Geotechnical engineering, as a general practice, has always struggled with quantifying the significant amount of variability that can be present at any given site. There may be variability present in field sampling methods, equipment, lab testing procedures, level of training of field personnel, or many other such factors. One particular problematic aspect of slope stability analysis is the spatial variability of material properties. In particular, if material properties are measured in three spatially different locations, the result is three different shear strength values for any particular stability analysis.
A common question which may be asked by clients of geotechnical firms is 'How do you know that a grouping of particularly weak materials might not cause a failure?' This particular question is difficult to answer within the context of a classic slope stability analysis.

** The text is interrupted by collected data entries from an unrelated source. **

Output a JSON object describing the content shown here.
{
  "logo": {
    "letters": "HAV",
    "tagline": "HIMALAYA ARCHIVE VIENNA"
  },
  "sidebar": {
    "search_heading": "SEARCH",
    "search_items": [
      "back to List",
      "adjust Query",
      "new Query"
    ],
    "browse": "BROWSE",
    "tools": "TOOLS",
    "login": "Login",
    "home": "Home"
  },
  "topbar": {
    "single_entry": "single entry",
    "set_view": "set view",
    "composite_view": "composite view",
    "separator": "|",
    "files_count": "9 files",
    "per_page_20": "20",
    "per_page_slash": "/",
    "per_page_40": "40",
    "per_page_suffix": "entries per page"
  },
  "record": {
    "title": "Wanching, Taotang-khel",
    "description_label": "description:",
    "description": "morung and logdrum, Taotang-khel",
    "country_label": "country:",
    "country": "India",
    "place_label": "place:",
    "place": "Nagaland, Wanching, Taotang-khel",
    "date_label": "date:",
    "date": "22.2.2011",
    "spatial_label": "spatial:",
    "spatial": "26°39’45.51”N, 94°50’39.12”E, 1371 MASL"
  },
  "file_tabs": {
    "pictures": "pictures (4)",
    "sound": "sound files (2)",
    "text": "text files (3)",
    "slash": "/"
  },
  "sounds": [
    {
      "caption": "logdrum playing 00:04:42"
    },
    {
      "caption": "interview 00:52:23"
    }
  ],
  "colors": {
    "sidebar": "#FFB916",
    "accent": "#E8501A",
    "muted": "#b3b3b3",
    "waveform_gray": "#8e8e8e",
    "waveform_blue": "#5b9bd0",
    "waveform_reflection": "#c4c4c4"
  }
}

The use of randomly generated fields of soil material parameters based on average and standard deviations of cohesion, friction angle, or other such parameters holds promise for the evaluation of this type of scenario. Work done by Professors Fenton and Griffiths has focused on this aspect of modeling over the past number of years. The ability to generate random fields of material properties within regions of the numerical model has been implemented in SVSlope with their assistance. This technique is a rigorous methodology for generating random fields within any given region based on an average and a standard deviation for any given soil parameter.
The application of such a technology to let tailings and common facilities may be seen in figure below. The friction angle of tailings is represented by an average and a standard deviation. A random field of friction angle values is then generated for the tailings region. The density of the random field grid may be varied in the software.
The random field generation may be used in conjunction with either a deterministic or a probabilistic analysis method. For example, in SVSlope, the random fields can be generated for each trial in a Monte Carlo analysis. This allows comprehensive probabilistic analysis of a particular site with the spatial variability included in the analysis. This advanced ability is unique to SVSlope and SVFlux.